Coração negro, coração valente



Havia levantado um pouco antes de clarear. Desperto, ninguém além do cachorro Barão que se espreguiçava. Andou até as escadas da cozinha do casarão pelo quintal de terra, limpou os pés antes de entrar e comeu uma banana. Varreu a cozinha com todo cuidado para não fazer barulho e não acordar sinhazinha que estava no quarto mais próximo. Feito isso, pegou o cesto de roupas e se dirigiu ao riacho. 

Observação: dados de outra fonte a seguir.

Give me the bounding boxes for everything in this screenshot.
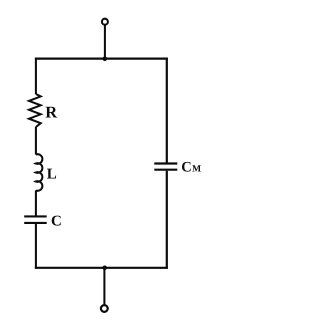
svg-text:C: C (51, 213, 62, 229)
svg-text:CM: CM (181, 160, 201, 176)
wire: right branch upper (166, 58, 168, 163)
wire: bottom horizontal bus (35, 267, 168, 269)
terminal T2 (bottom) (101, 305, 108, 312)
svg-text:L: L (47, 166, 57, 182)
wire: L to C (35, 190, 37, 215)
wire: R to L (35, 127, 37, 155)
junction: bottom node (102, 266, 107, 271)
svg-text:R: R (45, 102, 58, 121)
wire: C to bottom bus (35, 224, 37, 269)
capacitor C (plates) (24, 216, 47, 223)
resistor R (29, 94, 41, 127)
wire: left branch upper (35, 58, 37, 95)
wire: bottom terminal stem (103, 268, 105, 305)
terminal T1 (top) (102, 19, 108, 25)
wire: top horizontal bus (35, 57, 168, 59)
wire: top terminal stem (104, 25, 106, 58)
junction: top node (103, 57, 108, 62)
wire: right branch lower (166, 171, 168, 269)
capacitor CM (plates) (154, 164, 177, 170)
inductor L (36, 154, 42, 191)
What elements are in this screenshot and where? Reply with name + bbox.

Castigar as roupas contra as pedras todos os dias era seu fardo. Mal o sol despontara e o suor já escorria pela sua testa. Era bom ver o brilho da estrela batendo nas pedrinhas lá no fundo, e ouvir o barulho da água correr. O trabalho tinha suas compensações. Longe de todos, apenas com a companhia dos passarinhos e dos peixes, era possível se descuidar. Pensar em si e na própria vida, ao menos uma vez ao dia. Naquele momento ela se pertencia, era gente. Gostava de fechar os olhos e mergulhar os pés n’água enquanto ouvia sua respiração e o compasso do coração.
Lembrou da vida, não a própria, mas a que carregava tão veladamente. E alarmou-se ao imaginar o que fariam a ela quando a criança mulata nascesse. Sinhazinha mandaria açoitá-la, ou pior, matariam o pobre miúdo. Coronel ficaria furioso, e descontaria sua revolta no fruto de seu adultério enquanto viverem. Sim, já havia sido alertada sobre isso quando ouvira há tempos histórias parecidas em outras fazendas. Não haveria paz, se é que conhecia o significado dessa palavra além das margens do velho riacho.
Não precisou pensar muito. Decidiu-se, fugiria naquela noite, pra qualquer lugar nas matas onde uma negra poderia viver com sua cria. Sem o estigma da cor de sua pele que não lhe dava o direito à liberdade. Sem troncos de pena, sem visitas noturnas em seu sossego. Haveriam de serem livres, de serem felizes.